In this study, complement and its regulatory system were investigated in the rat, human, and guinea pig gastrointestinal tract. Roles of complement and plasma carboxypeptidase (CP ; inactivator of C3a and C5a) in systemic shock following intestinal ischemia were studied using cobra venom factor (CVF,which reduced serum complement to undetectable level) and/or CP inhibitor. Pretreatment with CVF prevented, but CP inhibitor aggravated such a shock. In human gastric mucosa, DAF (membrane binding inhibitor of complement) was found to be unregulated during gastritis. The study on guinea pig gastric mucosa clearly demonstrated alternation in the expression of DAF gene and protein after gastric I/R.Expression of DAF mRNA was constitutively demonstrated in normal guinea pig gastric mucosa and was most intense in 6hr after I/R.However, it was detected at normal levels at 24 hr, 3 and 7 days. Expression of DAF protein was not significant from 0 to 12 hr after I/R but it was increased in amount at 24 hr and 3 days, returning to less than significant levels at 7 days. Expression of DAF isoform mRNA was also assessed by RT-PCR with specific primers for 6 isoforms (transmembrane types ; TM-a, TM-ab, TM-abc, and glycosylphosphatidyl-inositol anchored types ; GPI-a, GPI-ab, GPI-abc) were evaluated. Messenger RNAs for GPI-a, GPI-ab, GPI-abc, TM-a and TM-ab were constitutively detected in normal guinea pig gastric mucosa, whereas mRNA for TM-abc was not. However, 6 hr after I/R,mRNAs for TM-abc became detectable, with TM-a and TM-ab the dominant species. We also evaluated role of complement in a rat model for ischemia-induced gastric mucosal injury. Pretreatments with CVF and K-76 COOH,a inhibiter of complement action, significantly attenuated mucosal injury observed after reperfusion.These findings support that complement and its regulatory system may play a significant role in pathology of gastrointestinal tract.

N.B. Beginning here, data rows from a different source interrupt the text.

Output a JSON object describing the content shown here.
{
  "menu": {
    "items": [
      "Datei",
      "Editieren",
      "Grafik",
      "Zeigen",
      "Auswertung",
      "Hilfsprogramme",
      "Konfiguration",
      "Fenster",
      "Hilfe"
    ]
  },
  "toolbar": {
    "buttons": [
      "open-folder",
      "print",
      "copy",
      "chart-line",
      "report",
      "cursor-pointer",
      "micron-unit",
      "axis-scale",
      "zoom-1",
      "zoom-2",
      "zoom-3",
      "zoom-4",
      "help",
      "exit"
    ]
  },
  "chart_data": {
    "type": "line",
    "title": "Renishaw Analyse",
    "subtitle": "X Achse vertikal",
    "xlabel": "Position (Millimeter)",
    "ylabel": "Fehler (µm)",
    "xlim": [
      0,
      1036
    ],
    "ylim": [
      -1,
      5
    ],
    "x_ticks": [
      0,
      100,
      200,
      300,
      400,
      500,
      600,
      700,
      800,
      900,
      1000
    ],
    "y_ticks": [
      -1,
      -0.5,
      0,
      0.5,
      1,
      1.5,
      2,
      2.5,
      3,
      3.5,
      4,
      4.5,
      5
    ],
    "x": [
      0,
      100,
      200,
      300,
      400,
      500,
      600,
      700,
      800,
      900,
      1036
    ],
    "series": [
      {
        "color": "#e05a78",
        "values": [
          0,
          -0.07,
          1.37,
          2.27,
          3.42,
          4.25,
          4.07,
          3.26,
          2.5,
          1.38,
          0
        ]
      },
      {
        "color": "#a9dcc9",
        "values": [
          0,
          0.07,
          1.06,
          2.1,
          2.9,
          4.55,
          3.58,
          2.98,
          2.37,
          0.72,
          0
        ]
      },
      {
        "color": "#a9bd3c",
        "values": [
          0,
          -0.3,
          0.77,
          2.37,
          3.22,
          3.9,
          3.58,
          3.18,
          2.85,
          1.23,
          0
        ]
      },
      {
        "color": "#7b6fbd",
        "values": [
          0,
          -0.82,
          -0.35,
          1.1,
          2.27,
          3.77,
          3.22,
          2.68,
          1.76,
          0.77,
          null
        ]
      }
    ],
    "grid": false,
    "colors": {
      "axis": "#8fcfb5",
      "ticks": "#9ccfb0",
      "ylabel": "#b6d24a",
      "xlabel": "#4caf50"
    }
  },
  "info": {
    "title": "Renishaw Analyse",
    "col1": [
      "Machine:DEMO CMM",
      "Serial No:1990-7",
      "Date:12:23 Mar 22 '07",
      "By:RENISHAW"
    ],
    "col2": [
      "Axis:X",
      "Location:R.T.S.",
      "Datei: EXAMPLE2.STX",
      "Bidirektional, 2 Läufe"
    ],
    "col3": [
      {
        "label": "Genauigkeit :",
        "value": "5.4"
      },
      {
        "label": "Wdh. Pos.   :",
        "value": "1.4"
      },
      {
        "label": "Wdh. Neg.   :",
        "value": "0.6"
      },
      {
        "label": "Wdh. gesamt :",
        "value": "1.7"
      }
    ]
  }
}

在这项研究中，补体及其调节系统进行了研究，在大鼠，人类和豚鼠胃肠道。本文应用眼镜蛇毒因子（CVF）和/或血浆羧肽酶（CP）抑制剂，研究了补体和CP在肠缺血性休克中的作用。CVF预处理可防止休克的发生，而CP抑制剂可加重休克的发生。在人胃粘膜中，发现补体膜结合抑制剂（membrane binding inhibitor of complement，EIB）在胃炎期间不受调节。对豚鼠胃粘膜的研究清楚地表明，胃I/R后，GSTmRNA和蛋白质的表达发生了变化。GSTmRNA在正常豚鼠胃粘膜中呈组成性表达，在I/R后6小时表达最强，但在24小时、3天和7天仍能检测到正常水平。在I/R后0 - 12小时，α-淀粉样蛋白的表达不显著，但在24小时和3天时其量增加，在7天时恢复到低于显著水平。还通过RT-PCR用6种同种型（跨膜型; TM-a、TM-ab、TM-abc和糖基磷脂酰肌醇锚定型; GPI-a、GPI-ab、GPI-abc）的特异性引物评估GPI-a亚型mRNA的表达。在正常豚鼠胃粘膜中组成型检测到GPI-a、GPI-ab、GPI-abc、TM-a和TM-ab的信使RNA，而TM-abc的mRNA则未检测到。然而，在I/R后6小时，TM-abc的mRNA变得可检测，其中TM-a和TM-ab是优势种类。我们还评估了补体在大鼠缺血性胃粘膜损伤模型中的作用。CVF和补体抑制剂K-76 COOH预处理可明显减轻再灌注后胃粘膜损伤，提示补体及其调节系统在胃肠道病理中可能起重要作用。